The truth is, I’ve been pretty down the past few months. I don’t want to be single. I don’t want to be thirty.
I live in religious Crown Heights but truth be told, but truth be told (and thankfully) I don’t think about what they (might) think about me.
It’s MY OWN unachieved expectations life plans and goals that make me sad. The most important goals for me. I wanted to be a mother. I wanted to be in a serious, committed relationship. I wanted a home.
Seriously it was not in my plan book to be 30 and very much alone in an apartment in New York city of all the places, writing a blog post on being alone and single.
What is your plan for me? Because I certainly don’t know it. And that’s with no lack of planning.
So I’ve been down.
Because I’m just hovering.
I’ve left a bunch of failed relationships in my wake. When I say failed I don’t mean disastrous, I’ve had some good relationships too. But failed in that they ended, and here I am single.

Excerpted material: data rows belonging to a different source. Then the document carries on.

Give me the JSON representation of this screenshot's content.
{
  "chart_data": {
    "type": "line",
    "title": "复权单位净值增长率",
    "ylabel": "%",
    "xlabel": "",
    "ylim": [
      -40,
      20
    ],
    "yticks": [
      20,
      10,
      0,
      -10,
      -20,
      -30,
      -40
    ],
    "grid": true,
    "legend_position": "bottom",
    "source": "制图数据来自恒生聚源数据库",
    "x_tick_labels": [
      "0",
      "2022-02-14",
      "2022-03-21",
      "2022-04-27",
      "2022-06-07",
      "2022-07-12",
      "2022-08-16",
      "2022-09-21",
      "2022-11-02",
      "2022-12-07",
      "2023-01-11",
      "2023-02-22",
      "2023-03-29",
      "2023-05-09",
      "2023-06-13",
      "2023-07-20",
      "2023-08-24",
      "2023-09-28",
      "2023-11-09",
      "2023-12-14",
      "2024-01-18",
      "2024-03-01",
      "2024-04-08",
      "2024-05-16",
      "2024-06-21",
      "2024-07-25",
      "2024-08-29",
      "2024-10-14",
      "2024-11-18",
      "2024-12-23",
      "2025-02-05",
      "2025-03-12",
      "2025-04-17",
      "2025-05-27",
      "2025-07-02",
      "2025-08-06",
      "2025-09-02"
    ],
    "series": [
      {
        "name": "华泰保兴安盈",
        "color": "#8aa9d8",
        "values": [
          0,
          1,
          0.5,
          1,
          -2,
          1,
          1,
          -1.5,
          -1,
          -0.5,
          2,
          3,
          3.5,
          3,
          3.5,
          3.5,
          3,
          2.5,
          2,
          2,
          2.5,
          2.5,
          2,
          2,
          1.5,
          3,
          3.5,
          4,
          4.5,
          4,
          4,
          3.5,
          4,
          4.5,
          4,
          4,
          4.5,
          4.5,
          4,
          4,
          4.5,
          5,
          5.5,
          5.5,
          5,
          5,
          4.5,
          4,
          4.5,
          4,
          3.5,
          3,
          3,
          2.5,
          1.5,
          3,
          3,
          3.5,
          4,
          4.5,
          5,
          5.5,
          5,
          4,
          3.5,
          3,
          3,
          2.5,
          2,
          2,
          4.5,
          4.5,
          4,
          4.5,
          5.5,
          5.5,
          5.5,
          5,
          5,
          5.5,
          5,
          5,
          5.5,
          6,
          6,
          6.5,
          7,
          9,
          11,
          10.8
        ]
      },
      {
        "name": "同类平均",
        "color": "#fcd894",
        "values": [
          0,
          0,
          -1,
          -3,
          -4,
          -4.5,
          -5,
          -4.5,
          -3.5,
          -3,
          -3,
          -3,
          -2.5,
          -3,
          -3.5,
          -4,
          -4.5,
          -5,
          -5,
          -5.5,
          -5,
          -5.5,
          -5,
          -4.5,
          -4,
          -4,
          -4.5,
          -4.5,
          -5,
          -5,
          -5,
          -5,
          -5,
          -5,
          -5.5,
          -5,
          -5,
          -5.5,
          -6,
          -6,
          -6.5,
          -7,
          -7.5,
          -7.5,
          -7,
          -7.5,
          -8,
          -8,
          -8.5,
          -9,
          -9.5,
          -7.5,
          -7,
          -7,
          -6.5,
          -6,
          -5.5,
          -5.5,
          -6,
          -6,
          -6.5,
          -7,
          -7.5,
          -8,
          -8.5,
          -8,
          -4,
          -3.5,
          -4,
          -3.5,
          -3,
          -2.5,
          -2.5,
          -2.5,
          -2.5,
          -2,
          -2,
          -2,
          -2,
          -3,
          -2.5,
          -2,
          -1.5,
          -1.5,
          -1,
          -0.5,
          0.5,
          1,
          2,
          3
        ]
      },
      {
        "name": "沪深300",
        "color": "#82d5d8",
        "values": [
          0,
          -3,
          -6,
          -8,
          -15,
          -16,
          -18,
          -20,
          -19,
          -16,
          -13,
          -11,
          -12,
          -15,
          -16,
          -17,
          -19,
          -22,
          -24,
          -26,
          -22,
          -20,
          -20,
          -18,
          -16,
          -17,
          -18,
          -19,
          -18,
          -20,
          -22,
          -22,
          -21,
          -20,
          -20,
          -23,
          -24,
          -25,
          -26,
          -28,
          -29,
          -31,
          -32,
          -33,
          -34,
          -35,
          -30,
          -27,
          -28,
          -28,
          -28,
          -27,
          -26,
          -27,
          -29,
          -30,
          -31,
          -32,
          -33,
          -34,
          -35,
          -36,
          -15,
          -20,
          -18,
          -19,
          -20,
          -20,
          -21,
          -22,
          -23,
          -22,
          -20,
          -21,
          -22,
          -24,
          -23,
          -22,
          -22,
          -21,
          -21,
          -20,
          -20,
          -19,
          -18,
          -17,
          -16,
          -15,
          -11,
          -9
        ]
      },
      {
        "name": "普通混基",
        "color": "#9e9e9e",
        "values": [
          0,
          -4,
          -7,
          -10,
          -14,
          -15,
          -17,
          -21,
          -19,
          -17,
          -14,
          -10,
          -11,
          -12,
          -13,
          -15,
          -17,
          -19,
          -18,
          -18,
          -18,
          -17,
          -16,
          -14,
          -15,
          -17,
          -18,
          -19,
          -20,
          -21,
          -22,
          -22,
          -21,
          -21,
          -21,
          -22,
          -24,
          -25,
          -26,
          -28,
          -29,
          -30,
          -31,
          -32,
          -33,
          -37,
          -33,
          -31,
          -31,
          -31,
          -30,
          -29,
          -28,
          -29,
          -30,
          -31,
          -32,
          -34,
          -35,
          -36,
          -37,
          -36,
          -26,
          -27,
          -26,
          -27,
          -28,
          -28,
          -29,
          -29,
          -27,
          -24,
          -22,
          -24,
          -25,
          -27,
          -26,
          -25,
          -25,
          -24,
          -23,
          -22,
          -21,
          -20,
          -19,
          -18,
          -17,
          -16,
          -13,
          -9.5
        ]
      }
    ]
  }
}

I also keep starting and stopping school, its been my tango for the past 6 years. I voraciously reading and fact find and obsess on how to get the best internship, how to be successful, how to find my ‘niche’.. blah, blah, blah.
I’ve thought that perhaps I’d be better off at this single business if I knew how to navigate it.But then I realized that’s just not it.. I’m doing fine, as a single.
The problem is that’s its not what I WANT.
So how to navigate a life that not what you want is a different story. How to navigate a life, where you’ve done all the work to get to your goal of settling down but you just can’t.
Perhaps its less about the navigating and more about the goal.
Us (religious or not) singles have a goal to get married, settled down, start a family…. have any number of kids.. all by the age of 25.
If not, there’s something wrong with you.
But, (I hate to tell you, because you’re probably trying to find it) there’s nothing really wrong with me. Statistics anyone? You know, the bell curve. Most people fall into the average, they get married between the ages of 20-25. And then there are the outliers.
See, I’m just part of the bell curve of the non achievers. The ones who past the age of 30 are not married.
If anything, this post is about emphasizing that fact: just because you are supposed to get married, doesn’t mean you are lucky to find the one you are going to marry. Stop with insisting it is a goal to be reached at a certain time when it is beyond anyone’s control.
Yes, you can teach the Sholom Bayis classes in seminary if you absolutely insist (though total waste of time in my opinion) but do it with class.
Do it with open eyed awareness.
Let the girls, (and the guys), KNOW. Stop with the roses and sunshine.
Just like marriage is hard, with its ups and downs, being single is hard and nowadays, a more often part of reality. Especially when Jewish life revolves around family: shabbos tables, family get togethers, couples dinners, and most conversation is about your kids, your relationships, what schools you’re sending your kids to, what’s the cheapest brand of sheitel or kids shoes. By the way I don’t mind at all when friends/families discuss these things in my presence, it’s a total normal and relevant conversation for them and you shouldn’t have to walk around eggshells because there’s an older single. But that’s the point. We’re around. We’re normal. And there are more and more of us.
I wish I had answers but I don’t. I clearly don’t want to be single and thirty. I want to be settled, with a family. But I don’t have a choice in the matter. I have no idea what I’m going to do the next few months, let alone days. Some days its super hard. But I can only take a deep breath and take one step at a time. The only way is through.